A result found in Piţul, P. "Evaluation of the Approximation Order by Positive Linear Operators", 2007, bounds the remainder in terms of its modulus of continuity: $$|R_{f,r}(\lambda, x_0)| \le \frac{|\lambda-x_0|^r}{r!}\tilde\omega(f^{(r)}, |\lambda-x_0|/(r+1)),$$ where $\tilde\omega(f, h)$ is a concave modulus of continuity of $f$, that is, a continuous, concave, and nondecreasing function satisfying $|f(x)-f(y)|\le\tilde\omega(|x-y|)$ whenever $x$ and $y$ are in $f$'s domain.

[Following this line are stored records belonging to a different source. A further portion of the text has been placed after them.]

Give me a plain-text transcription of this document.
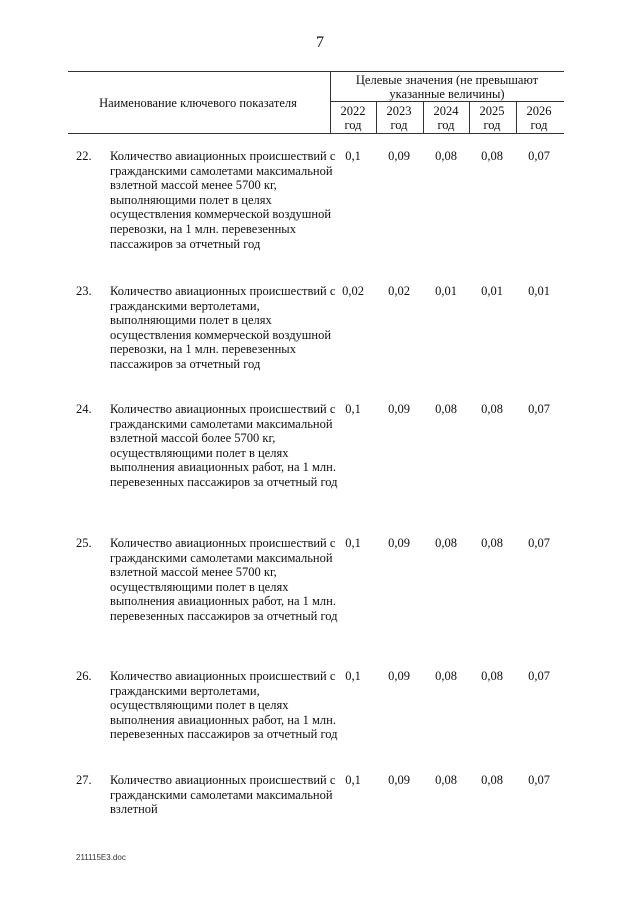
7
Наименование ключевого показателя
Целевые значения (не превышают указанные величины)
2022
год
2023
год
2024
год
2025
год
2026
год
22. Количество авиационных происшествий с гражданскими самолетами максимальной взлетной массой менее 5700 кг, выполняющими полет в целях осуществления коммерческой воздушной перевозки, на 1 млн. перевезенных пассажиров за отчетный год
0,1	0,09	0,08	0,08	0,07
23. Количество авиационных происшествий с гражданскими вертолетами, выполняющими полет в целях осуществления коммерческой воздушной перевозки, на 1 млн. перевезенных пассажиров за отчетный год
0,02	0,02	0,01	0,01	0,01
24. Количество авиационных происшествий с гражданскими самолетами максимальной взлетной массой более 5700 кг, осуществляющими полет в целях выполнения авиационных работ, на 1 млн. перевезенных пассажиров за отчетный год
0,1	0,09	0,08	0,08	0,07
25. Количество авиационных происшествий с гражданскими самолетами максимальной взлетной массой менее 5700 кг, осуществляющими полет в целях выполнения авиационных работ, на 1 млн. перевезенных пассажиров за отчетный год
0,1	0,09	0,08	0,08	0,07
26. Количество авиационных происшествий с гражданскими вертолетами, осуществляющими полет в целях выполнения авиационных работ, на 1 млн. перевезенных пассажиров за отчетный год
0,1	0,09	0,08	0,08	0,07
27. Количество авиационных происшествий с гражданскими самолетами максимальной взлетной
0,1	0,09	0,08	0,08	0,07
211115E3.doc
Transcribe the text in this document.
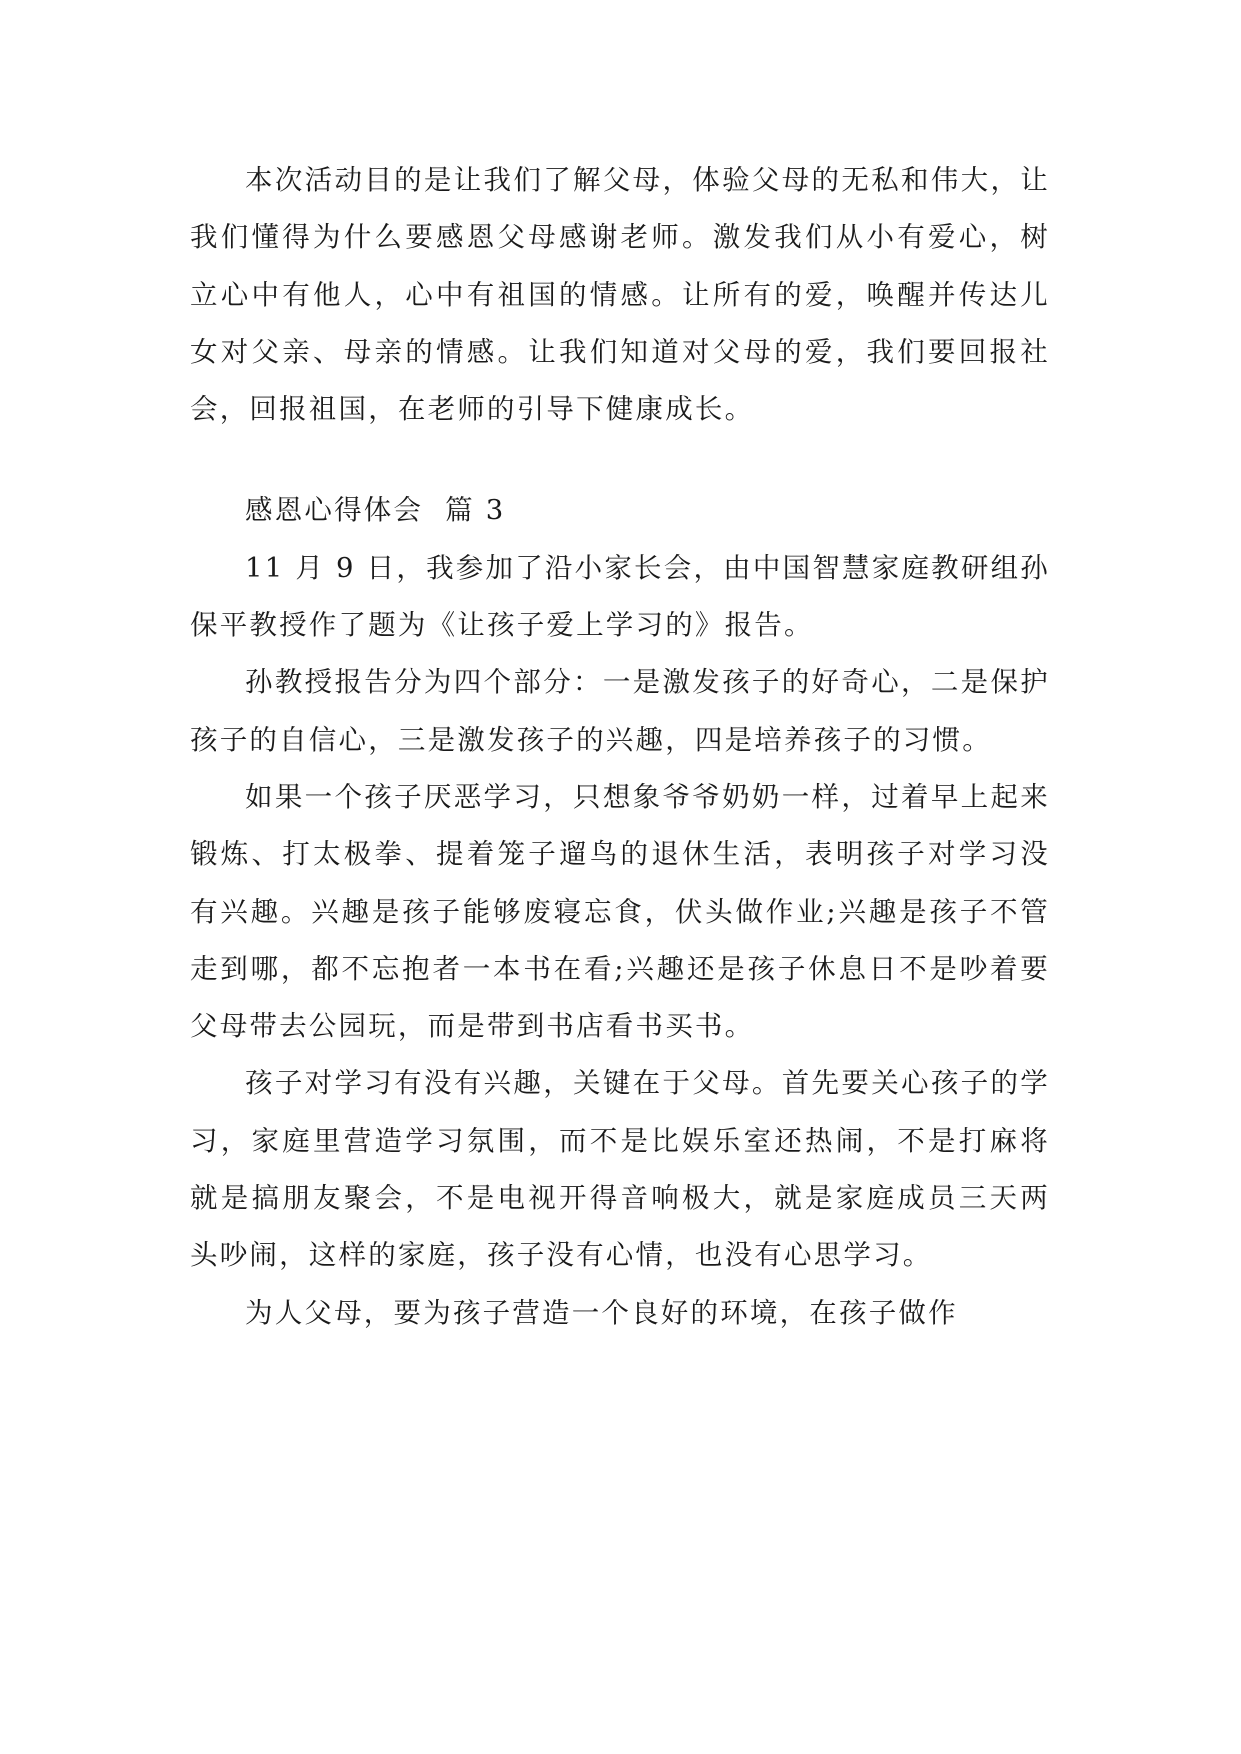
本次活动目的是让我们了解父母，体验父母的无私和伟大，让我们懂得为什么要感恩父母感谢老师。激发我们从小有爱心，树立心中有他人，心中有祖国的情感。让所有的爱，唤醒并传达儿女对父亲、母亲的情感。让我们知道对父母的爱，我们要回报社会，回报祖国，在老师的引导下健康成长。

感恩心得体会  篇 3

11 月 9 日，我参加了沿小家长会，由中国智慧家庭教研组孙保平教授作了题为《让孩子爱上学习的》报告。

孙教授报告分为四个部分：一是激发孩子的好奇心，二是保护孩子的自信心，三是激发孩子的兴趣，四是培养孩子的习惯。

如果一个孩子厌恶学习，只想象爷爷奶奶一样，过着早上起来锻炼、打太极拳、提着笼子遛鸟的退休生活，表明孩子对学习没有兴趣。兴趣是孩子能够废寝忘食，伏头做作业;兴趣是孩子不管走到哪，都不忘抱者一本书在看;兴趣还是孩子休息日不是吵着要父母带去公园玩，而是带到书店看书买书。

孩子对学习有没有兴趣，关键在于父母。首先要关心孩子的学习，家庭里营造学习氛围，而不是比娱乐室还热闹，不是打麻将就是搞朋友聚会，不是电视开得音响极大，就是家庭成员三天两头吵闹，这样的家庭，孩子没有心情，也没有心思学习。

为人父母，要为孩子营造一个良好的环境，在孩子做作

Thus, for example, if $f$'s $r$-th derivative is $\alpha$-Hölder continuous with Hölder constant $L$ and $0\lt\alpha\le 1$ then— $$|R_{f,r}(\lambda, x_0)| \le \frac{|\lambda-x_0|^r}{r!}L \left(\frac{|\lambda-x_0|}{r+1}\right)^{\alpha}. \tag{1}$$
This question is about bounding the Lagrange remainder in terms of the Zygmund class. In this question, a continuous function $f$ is in the Zygmund class if there is a constant $D>0$ such that— $$|f(x) + f(y) - 2f((x+y)/2)| \le D\epsilon, $$ for every $\epsilon>0$, whenever $x$ and $y$ are points in $f$'s domain such that $|x-y|\le\epsilon$.

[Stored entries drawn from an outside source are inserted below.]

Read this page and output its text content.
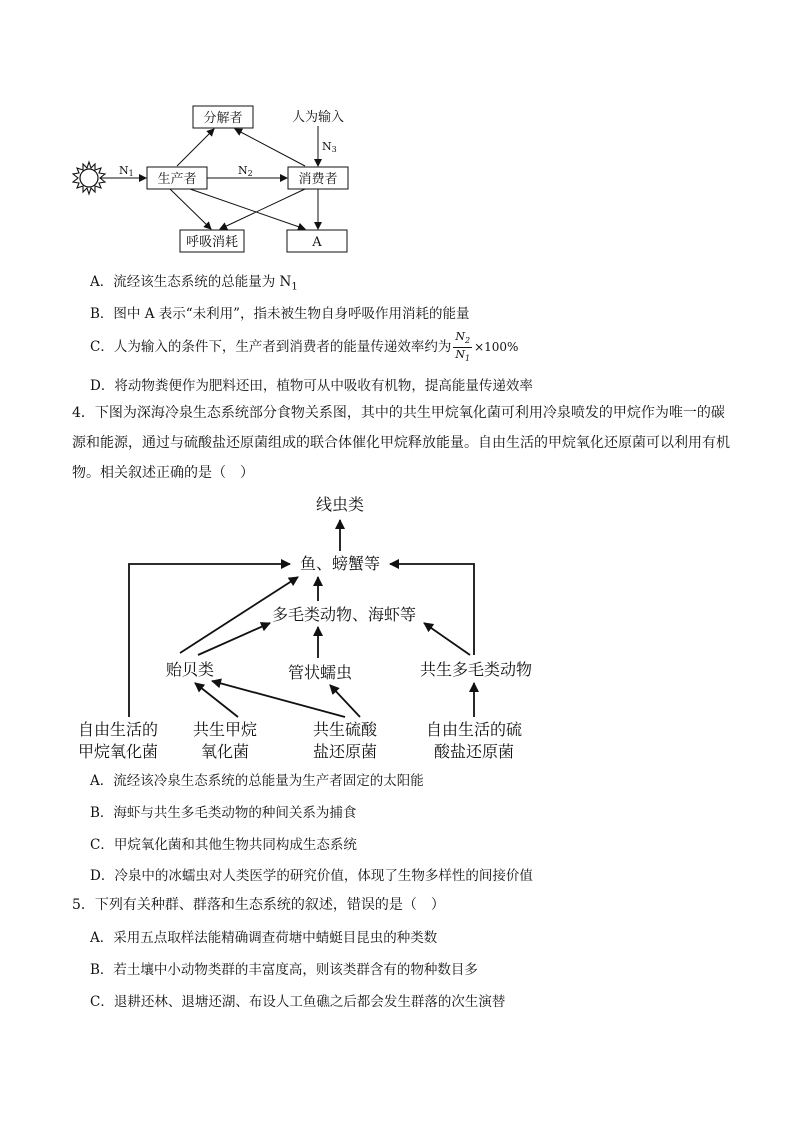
分解者	人为输入
生产者	消费者
呼吸消耗	A
N1	N2
N3
A．流经该生态系统的总能量为 $N_1$
B．图中 A 表示“未利用”，指未被生物自身呼吸作用消耗的能量
C．人为输入的条件下，生产者到消费者的能量传递效率约为 $\frac{N_2}{N_1} \times 100\%$
D．将动物粪便作为肥料还田，植物可从中吸收有机物，提高能量传递效率
4．下图为深海冷泉生态系统部分食物关系图，其中的共生甲烷氧化菌可利用冷泉喷发的甲烷作为唯一的碳源和能源，通过与硫酸盐还原菌组成的联合体催化甲烷释放能量。自由生活的甲烷氧化还原菌可以利用有机物。相关叙述正确的是（　）
线虫类
鱼、螃蟹等
多毛类动物、海虾等
贻贝类	管状蠕虫	共生多毛类动物
自由生活的
甲烷氧化菌
共生甲烷
氧化菌
共生硫酸
盐还原菌
自由生活的硫
酸盐还原菌
A．流经该冷泉生态系统的总能量为生产者固定的太阳能
B．海虾与共生多毛类动物的种间关系为捕食
C．甲烷氧化菌和其他生物共同构成生态系统
D．冷泉中的冰蠕虫对人类医学的研究价值，体现了生物多样性的间接价值
5．下列有关种群、群落和生态系统的叙述，错误的是（　）
A．采用五点取样法能精确调查荷塘中蜻蜓目昆虫的种类数
B．若土壤中小动物类群的丰富度高，则该类群含有的物种数目多
C．退耕还林、退塘还湖、布设人工鱼礁之后都会发生群落的次生演替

The Zygmund class cannot be described in terms of $\tilde\omega(f,h)$ described above. However, a function in the Zygmund class is Hölder continuous for $\alpha$ arbitrarily close to 1, so that if $f$'s $r$-th derivative is in the Zygmund class, perhaps $(1)$ holds for $\alpha=1$ and $L$ equal to $D$ or another constant, but I haven't found a proof of this.
Therefore:
- If $f$'s $r$-th derivative is in the Zygmund class, does $(1)$ hold true for $\alpha=1$ and $L$ equal to $D$ or another constant?
- A second-order modulus of continuity $\omega_2(f, h)$ is a function such that $|f(x) + f(y) - 2f((x+y)/2)| \le \omega_2(|x-y|/2)$ whenever $x$ and $y$ are in the domain of $f$. Are there results that bound the Lagrange remainder in terms of a concave second-order modulus of continuity?